We walked up towards the head of the lake, moving very carefully, still keeping to the high ground, where we could look safely down into the valley. The sun was up, the mist well gone. But it was a windy day for a change. The trees stirred, the big beech boughs groaned about us, and the dry reeds by the lake shore rustled angrily in the breeze.
And soon we were stopping every half-minute, rooted to the spot, fancying some malign shape or movement in the sunny undergrowth. A sudden splash of dancing leaves or a pattern of windy shadows became a dark coppery head or a moving arm advancing on us out of the sun. As the wind blew more briskly, the placid trees and the smooth beech branches soon held all sorts of imagined danger. And I realised we were making no progress at all. Just the opposite: I felt we were at risk now. We were being followed, more than likely, the hunters hunted.
Two pigeons burst from a tree immediately above us, their wings beating like gunshots and I stumbled, in heart-shaking alarm, crouching down with Clare, looking wildly around. But there was nothing. Just a windy, sunny silence crowding in all round us which suddenly terrified me. I decided to go back to the tree-house, to sit things out until Alice returned. And it was Clare who had the bright idea then of how we might trap our quarry at no risk to ourselves.
‘Put food in the trap,’ she said.
‘Food? But the man isn’t an animal.’
‘Put something.’
And so it was that when we got back to the tree-house I took her advice. I got the transistor out, brought it down, round the lake again, and stood it right in the middle of the layer of branches over the well. Then I turned it on, the morning music programme on Radio 3, the volume slightly up. It wasn’t food, of course. But then we were hoping to attract a human, not an animal curiosity. If the man was still in the valley there was a good chance he would hear the music at some point and come to investigate. And if he trod anywhere near the transistor he would disappear with the music. The batteries were new. It would last a good twelve hours at least. It struck me as an ideal bait and I couldn’t imagine why I hadn’t thought of it myself to begin with.

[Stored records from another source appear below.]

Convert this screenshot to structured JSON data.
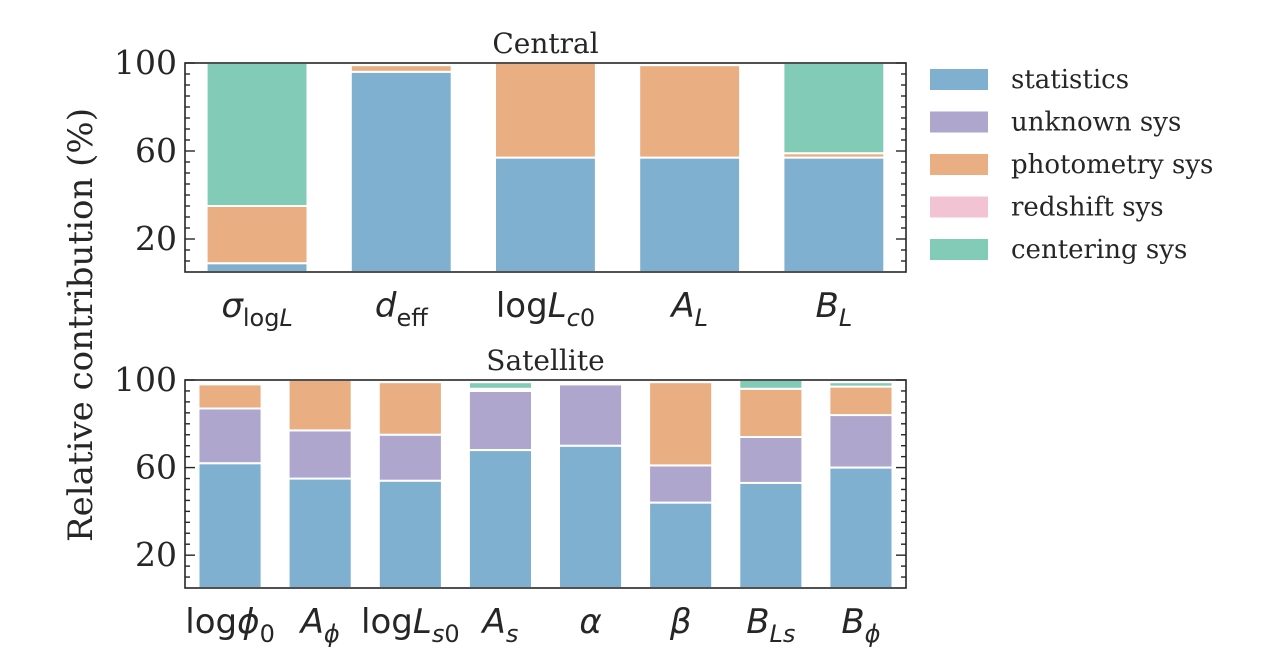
{
  "ylabel": "Relative contribution (%)",
  "legend": {
    "placement": "right",
    "items": [
      {
        "label": "statistics",
        "color": "#7fb0d0"
      },
      {
        "label": "unknown sys",
        "color": "#aea6cd"
      },
      {
        "label": "photometry sys",
        "color": "#e9ae82"
      },
      {
        "label": "redshift sys",
        "color": "#f1c3d3"
      },
      {
        "label": "centering sys",
        "color": "#82ccb7"
      }
    ]
  },
  "chart_data": [
    {
      "type": "bar",
      "stacked": true,
      "title": "Central",
      "ylabel": "Relative contribution (%)",
      "ylim": [
        0,
        100
      ],
      "yticks": [
        "20",
        "60",
        "100"
      ],
      "categories": [
        {
          "main": "σ",
          "sub": "logL"
        },
        {
          "main": "d",
          "sub": "eff"
        },
        {
          "main": "logL",
          "sub": "c0"
        },
        {
          "main": "A",
          "sub": "L"
        },
        {
          "main": "B",
          "sub": "L"
        }
      ],
      "series": [
        {
          "name": "statistics",
          "color": "#7fb0d0",
          "values": [
            9,
            96,
            57,
            57,
            57
          ]
        },
        {
          "name": "unknown sys",
          "color": "#aea6cd",
          "values": [
            0,
            0,
            0,
            0,
            0
          ]
        },
        {
          "name": "photometry sys",
          "color": "#e9ae82",
          "values": [
            26,
            3,
            43,
            42,
            2
          ]
        },
        {
          "name": "redshift sys",
          "color": "#f1c3d3",
          "values": [
            0,
            0,
            0,
            0,
            0
          ]
        },
        {
          "name": "centering sys",
          "color": "#82ccb7",
          "values": [
            65,
            0,
            0,
            0,
            41
          ]
        }
      ]
    },
    {
      "type": "bar",
      "stacked": true,
      "title": "Satellite",
      "ylabel": "Relative contribution (%)",
      "ylim": [
        0,
        100
      ],
      "yticks": [
        "20",
        "60",
        "100"
      ],
      "categories": [
        {
          "main": "logϕ",
          "sub": "0"
        },
        {
          "main": "A",
          "sub": "ϕ"
        },
        {
          "main": "logL",
          "sub": "s0"
        },
        {
          "main": "A",
          "sub": "s"
        },
        {
          "main": "α",
          "sub": ""
        },
        {
          "main": "β",
          "sub": ""
        },
        {
          "main": "B",
          "sub": "Ls"
        },
        {
          "main": "B",
          "sub": "ϕ"
        }
      ],
      "series": [
        {
          "name": "statistics",
          "color": "#7fb0d0",
          "values": [
            62,
            55,
            54,
            68,
            70,
            44,
            53,
            60
          ]
        },
        {
          "name": "unknown sys",
          "color": "#aea6cd",
          "values": [
            25,
            22,
            21,
            27,
            28,
            17,
            21,
            24
          ]
        },
        {
          "name": "photometry sys",
          "color": "#e9ae82",
          "values": [
            11,
            23,
            24,
            1,
            0,
            38,
            22,
            13
          ]
        },
        {
          "name": "redshift sys",
          "color": "#f1c3d3",
          "values": [
            0,
            0,
            0,
            0,
            0,
            0,
            0,
            0
          ]
        },
        {
          "name": "centering sys",
          "color": "#82ccb7",
          "values": [
            0,
            0,
            0,
            3,
            0,
            0,
            4,
            2
          ]
        }
      ]
    }
  ]
}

We took up positions then, hidden in the bramble bush, and waited. They were playing a Wagner opera that morning on Radio 3 — Tannhäuser — and the heavy, teutonic music together with the vast guttural voices boomed and clashed out over the sunny glade like an obsessive threat. I was convinced the man would hear it if he was still anywhere up at the top of the lake, for the wind was taking the sound in that direction. But no one came. We waited for nearly two hours, and still there was no one, and we were far too cramped now in the brambles. It was time to leave, to let the man fall into the trap himself, if he would, the music still ticking away like a fuse for him in the undergrowth.
But just as we were about to move from our hide something stirred in the bushes twenty yards beyond the shed. There was a faint sliding sound then — and we were down, completely hidden again, peering out between the brambles. A minute later there was another sound, a stick cracking, louder this time, but this time from another bush, thirty yards away, halfway up the side of the valley. The complete silence. Only the brisk wind agitating the leaves everywhere under the sharp midday sun.

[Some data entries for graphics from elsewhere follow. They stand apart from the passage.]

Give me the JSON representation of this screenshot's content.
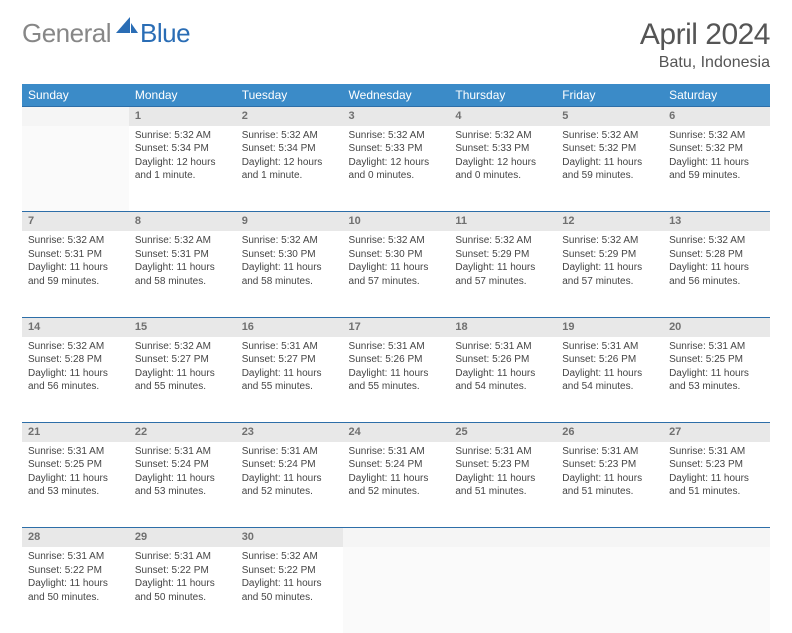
{
  "logo": {
    "text_gray": "General",
    "text_blue": "Blue"
  },
  "title": "April 2024",
  "location": "Batu, Indonesia",
  "colors": {
    "header_bg": "#3b8bc8",
    "header_text": "#ffffff",
    "daynum_bg": "#e8e8e8",
    "daynum_border": "#2d6ea8",
    "daynum_text": "#707070",
    "body_text": "#454545",
    "logo_gray": "#878787",
    "logo_blue": "#2a6db5"
  },
  "weekdays": [
    "Sunday",
    "Monday",
    "Tuesday",
    "Wednesday",
    "Thursday",
    "Friday",
    "Saturday"
  ],
  "weeks": [
    [
      null,
      {
        "n": "1",
        "sr": "Sunrise: 5:32 AM",
        "ss": "Sunset: 5:34 PM",
        "d1": "Daylight: 12 hours",
        "d2": "and 1 minute."
      },
      {
        "n": "2",
        "sr": "Sunrise: 5:32 AM",
        "ss": "Sunset: 5:34 PM",
        "d1": "Daylight: 12 hours",
        "d2": "and 1 minute."
      },
      {
        "n": "3",
        "sr": "Sunrise: 5:32 AM",
        "ss": "Sunset: 5:33 PM",
        "d1": "Daylight: 12 hours",
        "d2": "and 0 minutes."
      },
      {
        "n": "4",
        "sr": "Sunrise: 5:32 AM",
        "ss": "Sunset: 5:33 PM",
        "d1": "Daylight: 12 hours",
        "d2": "and 0 minutes."
      },
      {
        "n": "5",
        "sr": "Sunrise: 5:32 AM",
        "ss": "Sunset: 5:32 PM",
        "d1": "Daylight: 11 hours",
        "d2": "and 59 minutes."
      },
      {
        "n": "6",
        "sr": "Sunrise: 5:32 AM",
        "ss": "Sunset: 5:32 PM",
        "d1": "Daylight: 11 hours",
        "d2": "and 59 minutes."
      }
    ],
    [
      {
        "n": "7",
        "sr": "Sunrise: 5:32 AM",
        "ss": "Sunset: 5:31 PM",
        "d1": "Daylight: 11 hours",
        "d2": "and 59 minutes."
      },
      {
        "n": "8",
        "sr": "Sunrise: 5:32 AM",
        "ss": "Sunset: 5:31 PM",
        "d1": "Daylight: 11 hours",
        "d2": "and 58 minutes."
      },
      {
        "n": "9",
        "sr": "Sunrise: 5:32 AM",
        "ss": "Sunset: 5:30 PM",
        "d1": "Daylight: 11 hours",
        "d2": "and 58 minutes."
      },
      {
        "n": "10",
        "sr": "Sunrise: 5:32 AM",
        "ss": "Sunset: 5:30 PM",
        "d1": "Daylight: 11 hours",
        "d2": "and 57 minutes."
      },
      {
        "n": "11",
        "sr": "Sunrise: 5:32 AM",
        "ss": "Sunset: 5:29 PM",
        "d1": "Daylight: 11 hours",
        "d2": "and 57 minutes."
      },
      {
        "n": "12",
        "sr": "Sunrise: 5:32 AM",
        "ss": "Sunset: 5:29 PM",
        "d1": "Daylight: 11 hours",
        "d2": "and 57 minutes."
      },
      {
        "n": "13",
        "sr": "Sunrise: 5:32 AM",
        "ss": "Sunset: 5:28 PM",
        "d1": "Daylight: 11 hours",
        "d2": "and 56 minutes."
      }
    ],
    [
      {
        "n": "14",
        "sr": "Sunrise: 5:32 AM",
        "ss": "Sunset: 5:28 PM",
        "d1": "Daylight: 11 hours",
        "d2": "and 56 minutes."
      },
      {
        "n": "15",
        "sr": "Sunrise: 5:32 AM",
        "ss": "Sunset: 5:27 PM",
        "d1": "Daylight: 11 hours",
        "d2": "and 55 minutes."
      },
      {
        "n": "16",
        "sr": "Sunrise: 5:31 AM",
        "ss": "Sunset: 5:27 PM",
        "d1": "Daylight: 11 hours",
        "d2": "and 55 minutes."
      },
      {
        "n": "17",
        "sr": "Sunrise: 5:31 AM",
        "ss": "Sunset: 5:26 PM",
        "d1": "Daylight: 11 hours",
        "d2": "and 55 minutes."
      },
      {
        "n": "18",
        "sr": "Sunrise: 5:31 AM",
        "ss": "Sunset: 5:26 PM",
        "d1": "Daylight: 11 hours",
        "d2": "and 54 minutes."
      },
      {
        "n": "19",
        "sr": "Sunrise: 5:31 AM",
        "ss": "Sunset: 5:26 PM",
        "d1": "Daylight: 11 hours",
        "d2": "and 54 minutes."
      },
      {
        "n": "20",
        "sr": "Sunrise: 5:31 AM",
        "ss": "Sunset: 5:25 PM",
        "d1": "Daylight: 11 hours",
        "d2": "and 53 minutes."
      }
    ],
    [
      {
        "n": "21",
        "sr": "Sunrise: 5:31 AM",
        "ss": "Sunset: 5:25 PM",
        "d1": "Daylight: 11 hours",
        "d2": "and 53 minutes."
      },
      {
        "n": "22",
        "sr": "Sunrise: 5:31 AM",
        "ss": "Sunset: 5:24 PM",
        "d1": "Daylight: 11 hours",
        "d2": "and 53 minutes."
      },
      {
        "n": "23",
        "sr": "Sunrise: 5:31 AM",
        "ss": "Sunset: 5:24 PM",
        "d1": "Daylight: 11 hours",
        "d2": "and 52 minutes."
      },
      {
        "n": "24",
        "sr": "Sunrise: 5:31 AM",
        "ss": "Sunset: 5:24 PM",
        "d1": "Daylight: 11 hours",
        "d2": "and 52 minutes."
      },
      {
        "n": "25",
        "sr": "Sunrise: 5:31 AM",
        "ss": "Sunset: 5:23 PM",
        "d1": "Daylight: 11 hours",
        "d2": "and 51 minutes."
      },
      {
        "n": "26",
        "sr": "Sunrise: 5:31 AM",
        "ss": "Sunset: 5:23 PM",
        "d1": "Daylight: 11 hours",
        "d2": "and 51 minutes."
      },
      {
        "n": "27",
        "sr": "Sunrise: 5:31 AM",
        "ss": "Sunset: 5:23 PM",
        "d1": "Daylight: 11 hours",
        "d2": "and 51 minutes."
      }
    ],
    [
      {
        "n": "28",
        "sr": "Sunrise: 5:31 AM",
        "ss": "Sunset: 5:22 PM",
        "d1": "Daylight: 11 hours",
        "d2": "and 50 minutes."
      },
      {
        "n": "29",
        "sr": "Sunrise: 5:31 AM",
        "ss": "Sunset: 5:22 PM",
        "d1": "Daylight: 11 hours",
        "d2": "and 50 minutes."
      },
      {
        "n": "30",
        "sr": "Sunrise: 5:32 AM",
        "ss": "Sunset: 5:22 PM",
        "d1": "Daylight: 11 hours",
        "d2": "and 50 minutes."
      },
      null,
      null,
      null,
      null
    ]
  ]
}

Finally, after another few minutes wait — we felt like fishermen at last seeing their float dip in the water — the man came into view. Very slowly at first and from quite a different direction from the last sound on the side of the hill. He came from right behind the shed itself, moving along the back wall, hugging cover. He was walking towards the transistor. Then he stopped.
And now for the first time we both got a good look at him. He was thin, just as the masked figure who had shot Laura had been. He was older than I’d expected somehow, forty, perhaps fifty. And his face was not typically African; there was no fat, nothing bulbous about it from the angle we were looking at it: an ascetic face, learned even. There was something haunted and infinitely wary about it. Then he suddenly turned towards us, startled by something. And there was the shock.